But Hebrews argues eloquently that even this system was inadequate. As N.T. Wright points out: Humans were meant to be the priests of creation. They were flawed, and so Israel was chosen to be priests of Humanity. But they were flawed, so the Levites were chosen to be priests of Israel. But they were flawed and so a High Priest was chosen even over them. But even he was flawed.
And this is where Jesus comes in… God becomes a child of Abraham so that a child of Abraham can bear the death the covenant requires. He who had done no violence became the object of all of our violence. He absorbed the violence/sin/death into himself so that it might be ended. This is why the N.T. so consistently speaks of the Cross as the beginning of a new age. Jesus' death is once-and-for-all. In him, all of our Sin and Violence were brought to an end. He made peace with our violence. And so we must participate in his death. We must join him in the way he has opened up. Paul's admonitions to die with Christ make no sense in a Penal S.A. system - the whole point of Jesus' death then is so that we don't have to. But Paul recognizes that we are still fallen, still selfish, still violent.
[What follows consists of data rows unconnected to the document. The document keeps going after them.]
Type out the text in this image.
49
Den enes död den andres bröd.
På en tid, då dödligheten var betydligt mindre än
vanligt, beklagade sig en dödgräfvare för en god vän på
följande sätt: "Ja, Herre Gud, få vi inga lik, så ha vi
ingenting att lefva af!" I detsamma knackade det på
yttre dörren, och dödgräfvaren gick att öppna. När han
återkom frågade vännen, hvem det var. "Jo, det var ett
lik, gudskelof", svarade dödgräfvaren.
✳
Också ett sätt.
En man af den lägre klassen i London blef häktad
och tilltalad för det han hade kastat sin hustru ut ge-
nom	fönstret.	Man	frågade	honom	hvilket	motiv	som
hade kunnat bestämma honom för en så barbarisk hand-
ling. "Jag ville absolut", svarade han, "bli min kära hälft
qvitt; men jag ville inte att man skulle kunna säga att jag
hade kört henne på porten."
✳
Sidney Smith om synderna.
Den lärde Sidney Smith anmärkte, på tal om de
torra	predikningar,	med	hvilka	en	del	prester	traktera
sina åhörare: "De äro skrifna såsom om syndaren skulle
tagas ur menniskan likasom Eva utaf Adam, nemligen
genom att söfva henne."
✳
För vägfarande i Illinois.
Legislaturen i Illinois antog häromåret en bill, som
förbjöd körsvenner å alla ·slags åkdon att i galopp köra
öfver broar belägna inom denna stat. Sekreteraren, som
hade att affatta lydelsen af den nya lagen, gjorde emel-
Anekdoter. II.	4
And so we must embrace Jesus' death as our own. He bore the consequences of our Selfish/Sinful choices - Violence and Death - so that we don't have to. He was not punished in our place. He died in our place. If he's protecting us from anything, it's from the consequences of our own choices (which is in the N.T., God's wrath - see Romans 1). But God's wrath is giving us what we ask for (and deserve), rather than what we need.
What we need is the Cross. What we need is Jesus. He is the only person who can free us from slavery to ourselves. He is the only person who can teach us how to live generous lives in imitation of him. Ultimately, Jesus' character is God's character. And what we see in Jesus is salvation, not wrath. What we see is Justice, not Retribution. What we see is Love.